Who cracks six figures – or more – among Ontario’s civil servants? got The Globe and Mail on the Data Journalism Award Shortlist. An interview with Stuart Thompson:’Data journalism naturally dovetailed with my other interests in multimedia journalism and programming, but I’ve really committed myself to it over the last year.’

Presenting your nominated production in an elevator pitch, what would you say?
Our interactive lets readers sort and search the Sunshine List — a collection of public salary employees earning more than $100,000 per year. Readers can find specific people or specific organizations. The real kicker is they can compare this year’s results to last year’s and see how the benefits and salaries have increased or decreased.

What inspired you to make ‘Who cracks six figures’?
This is a popular news item each year, but we never saw the data used in an interactive way. Since people like searching for specific names or ministries, we knew we wanted to present the entire data set in way that was easy to manipulate and search. Other tools allowed this, but they used clunky search programs that returned limited results and offered no context. We sat down and decided to do a searchable table that worked on the broswer side.

Did you work by yourself or in a team?
The project came from our Data Bureau, but mostly Laura Blenkinsop, Alisa Mamak and myself. We decided on the original concept and I was tasked with figuring out how it could work. I also discovered I could add the historical data layer during development.

How did you get a hold on the data you needed?
The data is released publicly, but only in a big HTML table across several pages on the government website. There’s no easy way to search or sort. We built a scraper that could pull data from any year since 1992. We wanted to get our interactive online as fast as possible on the release day, and we succeeded, scraping all the data and integrating with our interactive in about three hours.

Which tools were used making this production?
The tool was built using Javascript and two libraries: jQuery and SlickGrid. The foundation was provided by SlickGrid and we built a number of sorting and optimization functions to deal with a dataset this large. We also added the historical data layer.

How did it take to make ‘Who cracks six figures’?
It took about two weeks (off and on) to complete the scraper and a week or so to create the interactive.

Were there any bumps in the road?
The scraper took a lot of work because it had to accommodate unforeseen changes to the layout of the data. We built a number of fallbacks and safety measures to handle a variety of columns and rows. We ended up scraping several years of data to practice our refining process.

Do you have a useful tip for starting data journalists?
Data journalism is simply journalism. Your source might be a spreadsheet instead of an official, but the techniques are the same. Young people who want to become data journalists should focus on writing long features, investigative pieces and story-telling. Then supplement that with a solid foundation in statistics, analytics and database management. I wouldn’t worry so much about programming; any medium or large-sized paper will have qualified programmers on staff, especially if they have a data journalist as well.
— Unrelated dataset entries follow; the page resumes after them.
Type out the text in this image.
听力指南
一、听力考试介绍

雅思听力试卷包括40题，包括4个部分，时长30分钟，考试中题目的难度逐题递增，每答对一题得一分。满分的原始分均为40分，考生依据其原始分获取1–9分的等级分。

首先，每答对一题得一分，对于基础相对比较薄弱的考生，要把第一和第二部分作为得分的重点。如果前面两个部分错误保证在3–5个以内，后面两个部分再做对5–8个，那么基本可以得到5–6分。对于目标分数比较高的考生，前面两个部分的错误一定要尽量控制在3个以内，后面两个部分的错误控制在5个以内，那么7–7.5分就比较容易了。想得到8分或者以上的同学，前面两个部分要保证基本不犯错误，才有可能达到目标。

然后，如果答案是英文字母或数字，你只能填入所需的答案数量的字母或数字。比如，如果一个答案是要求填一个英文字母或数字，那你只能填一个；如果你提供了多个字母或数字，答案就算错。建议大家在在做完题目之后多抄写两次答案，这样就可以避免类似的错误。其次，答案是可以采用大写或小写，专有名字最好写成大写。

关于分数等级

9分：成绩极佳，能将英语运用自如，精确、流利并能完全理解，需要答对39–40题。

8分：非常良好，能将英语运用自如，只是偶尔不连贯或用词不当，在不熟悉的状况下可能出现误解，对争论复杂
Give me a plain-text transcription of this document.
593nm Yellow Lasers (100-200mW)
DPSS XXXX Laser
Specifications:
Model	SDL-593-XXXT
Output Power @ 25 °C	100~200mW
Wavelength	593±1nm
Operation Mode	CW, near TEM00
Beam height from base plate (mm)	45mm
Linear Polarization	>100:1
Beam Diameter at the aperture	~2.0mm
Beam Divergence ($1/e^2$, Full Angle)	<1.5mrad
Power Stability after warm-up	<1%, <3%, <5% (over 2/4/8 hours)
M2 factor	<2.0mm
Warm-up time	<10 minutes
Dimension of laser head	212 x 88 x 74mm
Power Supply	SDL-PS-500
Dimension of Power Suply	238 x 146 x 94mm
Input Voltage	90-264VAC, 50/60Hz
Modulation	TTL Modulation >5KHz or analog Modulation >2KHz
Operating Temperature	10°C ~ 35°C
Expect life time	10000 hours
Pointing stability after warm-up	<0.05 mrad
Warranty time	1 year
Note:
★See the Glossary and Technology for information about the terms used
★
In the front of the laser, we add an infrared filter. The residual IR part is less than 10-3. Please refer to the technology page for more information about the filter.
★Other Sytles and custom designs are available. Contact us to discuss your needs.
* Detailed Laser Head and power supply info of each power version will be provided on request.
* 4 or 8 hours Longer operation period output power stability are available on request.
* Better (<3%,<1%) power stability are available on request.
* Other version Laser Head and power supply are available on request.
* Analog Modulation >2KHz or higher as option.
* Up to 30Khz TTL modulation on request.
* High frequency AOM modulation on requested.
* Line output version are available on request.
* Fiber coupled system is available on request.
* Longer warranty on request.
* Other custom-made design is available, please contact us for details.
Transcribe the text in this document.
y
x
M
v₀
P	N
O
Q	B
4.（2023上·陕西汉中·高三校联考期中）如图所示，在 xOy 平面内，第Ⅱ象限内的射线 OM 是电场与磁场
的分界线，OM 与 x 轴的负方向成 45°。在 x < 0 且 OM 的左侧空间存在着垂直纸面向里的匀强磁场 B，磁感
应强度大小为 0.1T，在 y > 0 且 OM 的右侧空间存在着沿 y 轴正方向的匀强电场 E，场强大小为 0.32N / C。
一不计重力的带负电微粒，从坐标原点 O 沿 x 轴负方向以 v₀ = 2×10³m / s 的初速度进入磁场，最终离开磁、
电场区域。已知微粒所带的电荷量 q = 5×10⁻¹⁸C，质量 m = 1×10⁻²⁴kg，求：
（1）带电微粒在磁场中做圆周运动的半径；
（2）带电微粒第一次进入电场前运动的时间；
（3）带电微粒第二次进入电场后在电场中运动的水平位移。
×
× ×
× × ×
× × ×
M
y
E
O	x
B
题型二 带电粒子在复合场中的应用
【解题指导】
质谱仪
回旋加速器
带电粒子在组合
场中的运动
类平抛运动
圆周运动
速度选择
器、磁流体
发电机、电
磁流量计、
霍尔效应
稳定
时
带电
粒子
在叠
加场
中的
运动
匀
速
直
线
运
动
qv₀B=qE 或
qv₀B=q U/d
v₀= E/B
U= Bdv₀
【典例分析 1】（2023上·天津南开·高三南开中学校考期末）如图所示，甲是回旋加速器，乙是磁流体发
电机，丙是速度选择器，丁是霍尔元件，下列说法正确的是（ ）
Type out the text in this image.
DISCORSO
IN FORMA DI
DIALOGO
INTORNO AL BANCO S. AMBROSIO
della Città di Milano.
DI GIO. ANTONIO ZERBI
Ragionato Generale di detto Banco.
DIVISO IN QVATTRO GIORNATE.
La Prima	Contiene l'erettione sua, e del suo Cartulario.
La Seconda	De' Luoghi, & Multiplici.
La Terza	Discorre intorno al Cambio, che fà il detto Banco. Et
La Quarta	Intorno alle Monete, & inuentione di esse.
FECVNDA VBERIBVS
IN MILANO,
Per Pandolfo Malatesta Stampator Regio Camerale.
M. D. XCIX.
‘And the nominees are…’ is a serie of interviews with the journalists behind the entries at the Data Journalism Awards Shortlist. The Data Journalism Awards (DJA) competition is the first international contest recognising outstanding work in the field of data journalism worldwide. The Data Journalism Awards were organised by the Global Editors Network, in collaboration with the European Journalism Centre and supported by Google. (All interviews in this serie were conducted through e-mail.)